Homem de fato a atravessar rua, segurando telemóvel e óculos, com pessoas a caminhar ao fundo usando óculos VR.

Não vinha de uns óculos futuristas acabados de anunciar, mas do que já conhecemos de cor: telemóveis erguidos no ar, notificações a apitar, polegares a deslizar sem piedade. No palco, um conhecido capitalista de risco proclamou, com um sorriso, “A era do smartphone acabou”, enquanto, atrás dele, passavam slides com óculos de realidade aumentada e interfaces cérebro‑computador.

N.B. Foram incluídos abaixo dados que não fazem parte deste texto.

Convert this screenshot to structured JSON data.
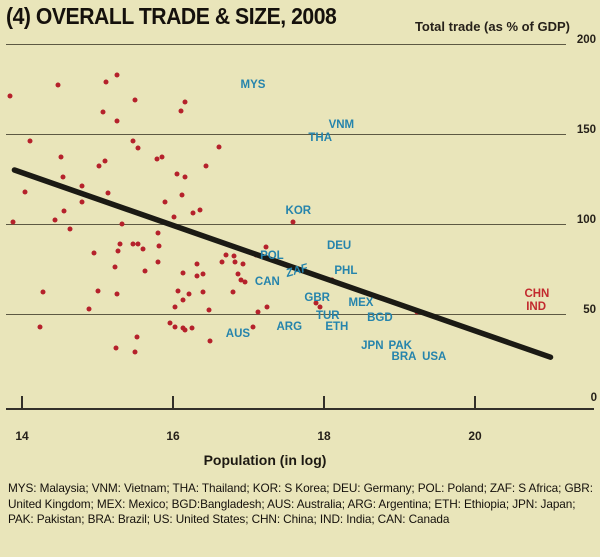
{
  "header": {
    "title": "(4) OVERALL TRADE & SIZE, 2008",
    "y_axis_title": "Total trade (as % of GDP)"
  },
  "colors": {
    "background": "#e9e5ba",
    "dot": "#b5212b",
    "country_label_blue": "#2584ac",
    "country_label_red": "#c22a2e",
    "trend_line": "#1b1a14",
    "gridline": "#5d5943",
    "text": "#15110c"
  },
  "chart_data": {
    "type": "scatter",
    "title": "(4) OVERALL TRADE & SIZE, 2008",
    "xlabel": "Population (in log)",
    "ylabel": "Total trade (as % of GDP)",
    "xlim": [
      13.8,
      21.6
    ],
    "ylim": [
      0,
      200
    ],
    "x_ticks": [
      14,
      16,
      18,
      20
    ],
    "y_ticks": [
      200,
      150,
      100,
      50
    ],
    "y_zero_label": "0",
    "grid": "horizontal",
    "legend_position": "none",
    "points": [
      [
        13.84,
        171
      ],
      [
        14.48,
        177
      ],
      [
        15.11,
        179
      ],
      [
        15.26,
        183
      ],
      [
        15.5,
        169
      ],
      [
        16.16,
        168
      ],
      [
        16.11,
        163
      ],
      [
        15.07,
        162
      ],
      [
        15.26,
        157
      ],
      [
        14.11,
        146
      ],
      [
        15.47,
        146
      ],
      [
        15.54,
        142
      ],
      [
        16.61,
        143
      ],
      [
        15.85,
        137
      ],
      [
        15.79,
        136
      ],
      [
        14.52,
        137
      ],
      [
        15.1,
        135
      ],
      [
        15.02,
        132
      ],
      [
        16.44,
        132
      ],
      [
        16.05,
        128
      ],
      [
        16.16,
        126
      ],
      [
        14.54,
        126
      ],
      [
        14.79,
        121
      ],
      [
        14.04,
        118
      ],
      [
        15.14,
        117
      ],
      [
        16.12,
        116
      ],
      [
        15.89,
        112
      ],
      [
        14.79,
        112
      ],
      [
        14.56,
        107
      ],
      [
        13.88,
        101
      ],
      [
        14.44,
        102
      ],
      [
        14.64,
        97
      ],
      [
        15.32,
        100
      ],
      [
        16.36,
        108
      ],
      [
        16.26,
        106
      ],
      [
        16.01,
        104
      ],
      [
        17.59,
        101
      ],
      [
        14.95,
        84
      ],
      [
        15.3,
        89
      ],
      [
        15.47,
        89
      ],
      [
        15.54,
        89
      ],
      [
        15.6,
        86
      ],
      [
        15.27,
        85
      ],
      [
        15.8,
        95
      ],
      [
        15.81,
        88
      ],
      [
        15.8,
        79
      ],
      [
        16.32,
        78
      ],
      [
        16.65,
        79
      ],
      [
        16.82,
        79
      ],
      [
        16.7,
        83
      ],
      [
        17.23,
        87
      ],
      [
        17.1,
        83
      ],
      [
        16.81,
        82
      ],
      [
        16.93,
        78
      ],
      [
        15.23,
        76
      ],
      [
        15.63,
        74
      ],
      [
        16.13,
        73
      ],
      [
        16.32,
        71
      ],
      [
        16.4,
        72
      ],
      [
        16.86,
        72
      ],
      [
        16.9,
        69
      ],
      [
        16.95,
        68
      ],
      [
        18.11,
        69
      ],
      [
        14.28,
        62
      ],
      [
        15.01,
        63
      ],
      [
        15.26,
        61
      ],
      [
        16.07,
        63
      ],
      [
        16.21,
        61
      ],
      [
        16.4,
        62
      ],
      [
        16.79,
        62
      ],
      [
        16.13,
        58
      ],
      [
        16.03,
        54
      ],
      [
        14.89,
        53
      ],
      [
        16.48,
        52
      ],
      [
        17.13,
        51
      ],
      [
        17.25,
        54
      ],
      [
        17.89,
        56
      ],
      [
        17.95,
        54
      ],
      [
        19.23,
        51
      ],
      [
        14.24,
        43
      ],
      [
        15.96,
        45
      ],
      [
        16.03,
        43
      ],
      [
        16.13,
        42
      ],
      [
        16.25,
        42
      ],
      [
        17.06,
        43
      ],
      [
        16.16,
        41
      ],
      [
        16.49,
        35
      ],
      [
        15.52,
        37
      ],
      [
        15.25,
        31
      ],
      [
        15.5,
        29
      ]
    ],
    "labeled_points": [
      {
        "code": "MYS",
        "x": 17.06,
        "y": 177,
        "color": "blue"
      },
      {
        "code": "VNM",
        "x": 18.23,
        "y": 155,
        "color": "blue"
      },
      {
        "code": "THA",
        "x": 17.95,
        "y": 148,
        "color": "blue"
      },
      {
        "code": "KOR",
        "x": 17.66,
        "y": 107,
        "color": "blue"
      },
      {
        "code": "DEU",
        "x": 18.2,
        "y": 88,
        "color": "blue"
      },
      {
        "code": "POL",
        "x": 17.31,
        "y": 82,
        "color": "blue"
      },
      {
        "code": "ZAF",
        "x": 17.64,
        "y": 74,
        "color": "blue"
      },
      {
        "code": "CAN",
        "x": 17.25,
        "y": 68,
        "color": "blue"
      },
      {
        "code": "PHL",
        "x": 18.29,
        "y": 74,
        "color": "blue"
      },
      {
        "code": "GBR",
        "x": 17.91,
        "y": 59,
        "color": "blue"
      },
      {
        "code": "MEX",
        "x": 18.49,
        "y": 56,
        "color": "blue"
      },
      {
        "code": "TUR",
        "x": 18.05,
        "y": 49,
        "color": "blue"
      },
      {
        "code": "BGD",
        "x": 18.74,
        "y": 48,
        "color": "blue"
      },
      {
        "code": "ETH",
        "x": 18.17,
        "y": 43,
        "color": "blue"
      },
      {
        "code": "ARG",
        "x": 17.54,
        "y": 43,
        "color": "blue"
      },
      {
        "code": "AUS",
        "x": 16.86,
        "y": 39,
        "color": "blue"
      },
      {
        "code": "JPN",
        "x": 18.64,
        "y": 32,
        "color": "blue"
      },
      {
        "code": "PAK",
        "x": 19.01,
        "y": 32,
        "color": "blue"
      },
      {
        "code": "BRA",
        "x": 19.06,
        "y": 26,
        "color": "blue"
      },
      {
        "code": "USA",
        "x": 19.46,
        "y": 26,
        "color": "blue"
      },
      {
        "code": "CHN",
        "x": 20.82,
        "y": 61,
        "color": "red"
      },
      {
        "code": "IND",
        "x": 20.81,
        "y": 54,
        "color": "red"
      }
    ],
    "trend_line": {
      "x1": 13.9,
      "y1": 130,
      "x2": 21.0,
      "y2": 26
    }
  },
  "footer": {
    "legend_text": "MYS: Malaysia; VNM: Vietnam; THA: Thailand; KOR: S Korea; DEU: Germany; POL: Poland; ZAF: S Africa; GBR: United Kingdom; MEX: Mexico; BGD:Bangladesh; AUS: Australia; ARG: Argentina; ETH: Ethiopia; JPN: Japan; PAK: Pakistan; BRA: Brazil; US: United States; CHN: China; IND: India; CAN: Canada"
  }
}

Na primeira fila, um adolescente filmava o discurso inteiro… com um iPhone ligeiramente rachado. A duas cadeiras de distância, um gestor de empresa consultava o Teams no seu Samsung com ar tenso, como se o mundo pudesse ruir nos 30 segundos seguintes. No corredor, uma profissional de relações públicas tentava - e não conseguia - apanhar 5G para enviar um vídeo para o Instagram.

Toda a gente falava sobre o que vem a seguir ao smartphone. Ninguém, na prática, estava a viver sem ele.

Enquanto Musk, Gates e Zuckerberg falam de disrupção, Cook fala de hábito

Elon Musk gosta de traçar linhas rectas até ao futuro. A Neuralink, a xAI, o robô que um dia te irá buscar um café. Bill Gates, com o seu tom calmo, descreve agentes de IA capazes de marcar voos e de resumir a tua vida. Mark Zuckerberg publica vídeos em que coloca um headset e passeia por salas virtuais como se isso já fizesse parte da rotina da próxima semana.

Tim Cook, pelo contrário, continua a subir ao palco com um iPhone na mão. Fala do Vision Pro e de wearables, claro, mas acaba sempre por regressar a esse pequeno rectângulo que passa as noites ao lado de milhões de almofadas. Quando outros decretam o “fim” do smartphone, ele limita‑se a melhorar discretamente a câmara, a adicionar funções por satélite e a tornar o iOS um pouco mais difícil de largar.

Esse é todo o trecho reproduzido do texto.